In Figure 12, in the area where the position and velocity error values rapidly decrease and then return to zero, even when the system is confronted with disturbances under harsh sea conditions, it can still rapidly converge and maintain stability and robustness.

Through the RL process, the agent learns the most energy-efficient control strategy while maintaining control precision, particularly in unstable sea conditions, where the system optimally manages propeller operations to avoid excessive adjustments. It could be heavily impacted by harsh sea conditions in [38], and its capacity to mitigate such disturbances was relatively weak. In contrast, the single parameter of the proposed algorithm can be finely adjusted, enabling the gradual stabilization of the critic network’s value estimation.
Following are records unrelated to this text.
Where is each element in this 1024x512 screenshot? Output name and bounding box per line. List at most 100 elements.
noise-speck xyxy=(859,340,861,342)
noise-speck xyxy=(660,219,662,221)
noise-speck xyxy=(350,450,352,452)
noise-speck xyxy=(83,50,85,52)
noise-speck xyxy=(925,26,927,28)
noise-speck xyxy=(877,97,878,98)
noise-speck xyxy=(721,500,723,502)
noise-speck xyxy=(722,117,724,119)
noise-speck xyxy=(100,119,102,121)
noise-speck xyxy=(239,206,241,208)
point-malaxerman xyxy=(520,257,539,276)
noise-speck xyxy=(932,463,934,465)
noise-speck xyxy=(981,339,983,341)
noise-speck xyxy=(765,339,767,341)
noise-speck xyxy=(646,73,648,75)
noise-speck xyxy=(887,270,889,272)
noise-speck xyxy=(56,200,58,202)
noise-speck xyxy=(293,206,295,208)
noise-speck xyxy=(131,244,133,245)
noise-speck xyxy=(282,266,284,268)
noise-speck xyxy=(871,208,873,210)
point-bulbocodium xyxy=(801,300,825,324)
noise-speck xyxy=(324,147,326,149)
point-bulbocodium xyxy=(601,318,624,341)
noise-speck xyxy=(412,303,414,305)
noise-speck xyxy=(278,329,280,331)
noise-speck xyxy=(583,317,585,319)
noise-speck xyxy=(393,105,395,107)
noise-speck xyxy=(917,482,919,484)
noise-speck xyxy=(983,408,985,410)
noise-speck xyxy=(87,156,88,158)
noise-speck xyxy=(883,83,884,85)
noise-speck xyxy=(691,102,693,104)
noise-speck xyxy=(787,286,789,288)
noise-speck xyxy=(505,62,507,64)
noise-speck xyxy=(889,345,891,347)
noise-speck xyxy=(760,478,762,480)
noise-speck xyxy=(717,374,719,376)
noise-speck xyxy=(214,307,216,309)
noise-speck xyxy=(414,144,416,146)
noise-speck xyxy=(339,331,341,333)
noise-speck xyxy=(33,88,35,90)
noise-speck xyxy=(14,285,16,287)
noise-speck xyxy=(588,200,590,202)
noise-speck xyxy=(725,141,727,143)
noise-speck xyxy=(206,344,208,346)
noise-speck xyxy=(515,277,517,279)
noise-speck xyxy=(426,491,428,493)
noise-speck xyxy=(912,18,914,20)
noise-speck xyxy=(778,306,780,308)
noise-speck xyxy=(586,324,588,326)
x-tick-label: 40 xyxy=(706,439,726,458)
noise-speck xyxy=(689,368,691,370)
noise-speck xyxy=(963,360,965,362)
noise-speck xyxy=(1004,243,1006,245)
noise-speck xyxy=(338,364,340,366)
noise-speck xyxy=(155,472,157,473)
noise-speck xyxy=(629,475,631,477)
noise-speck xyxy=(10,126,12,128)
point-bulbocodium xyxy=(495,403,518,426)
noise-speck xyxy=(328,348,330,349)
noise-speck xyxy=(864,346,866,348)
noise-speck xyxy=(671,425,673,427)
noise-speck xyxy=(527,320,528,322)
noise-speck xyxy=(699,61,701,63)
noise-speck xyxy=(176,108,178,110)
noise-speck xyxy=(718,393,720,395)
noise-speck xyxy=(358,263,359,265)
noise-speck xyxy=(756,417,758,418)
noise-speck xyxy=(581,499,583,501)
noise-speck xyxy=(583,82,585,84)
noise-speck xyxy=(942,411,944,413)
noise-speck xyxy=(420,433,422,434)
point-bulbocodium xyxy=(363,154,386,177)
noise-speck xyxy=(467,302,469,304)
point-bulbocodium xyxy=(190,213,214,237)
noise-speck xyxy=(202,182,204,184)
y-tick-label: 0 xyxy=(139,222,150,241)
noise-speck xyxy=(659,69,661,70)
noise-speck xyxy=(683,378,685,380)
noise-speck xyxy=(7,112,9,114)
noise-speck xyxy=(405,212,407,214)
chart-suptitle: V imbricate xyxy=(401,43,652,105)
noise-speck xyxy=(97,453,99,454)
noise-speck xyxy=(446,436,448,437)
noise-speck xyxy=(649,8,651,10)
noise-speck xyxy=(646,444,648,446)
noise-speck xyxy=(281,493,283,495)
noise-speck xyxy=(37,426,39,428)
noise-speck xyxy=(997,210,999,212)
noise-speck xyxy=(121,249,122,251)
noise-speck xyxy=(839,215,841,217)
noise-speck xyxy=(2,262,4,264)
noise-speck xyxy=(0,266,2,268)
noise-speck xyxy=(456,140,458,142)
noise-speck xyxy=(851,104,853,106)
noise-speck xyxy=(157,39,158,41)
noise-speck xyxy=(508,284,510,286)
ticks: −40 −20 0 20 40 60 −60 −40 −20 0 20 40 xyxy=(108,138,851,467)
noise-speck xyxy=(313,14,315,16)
With adequate training and sufficient interaction with the environment, the algorithm demonstrates improved performance.

5. Conclusions

Even though robust adaptive control boasts strong stability and the ability to handle uncertainties, when facing extreme conditions, especially sea condition changing rapidly, its judgement is slow, and its energy consumption is high. By combining RL with traditional robust control, it performs well in dynamic maritime environments, significantly reducing position and heading errors, while optimizing energy efficiency and ensuring real-time adaptability, which guarantees smaller error fluctuations and enhanced stability. Moreover, it addresses the problems of response delay and performance degradation in extreme conditions. This synergy improves control accuracy and stability, making it highly effective in challenging maritime operations.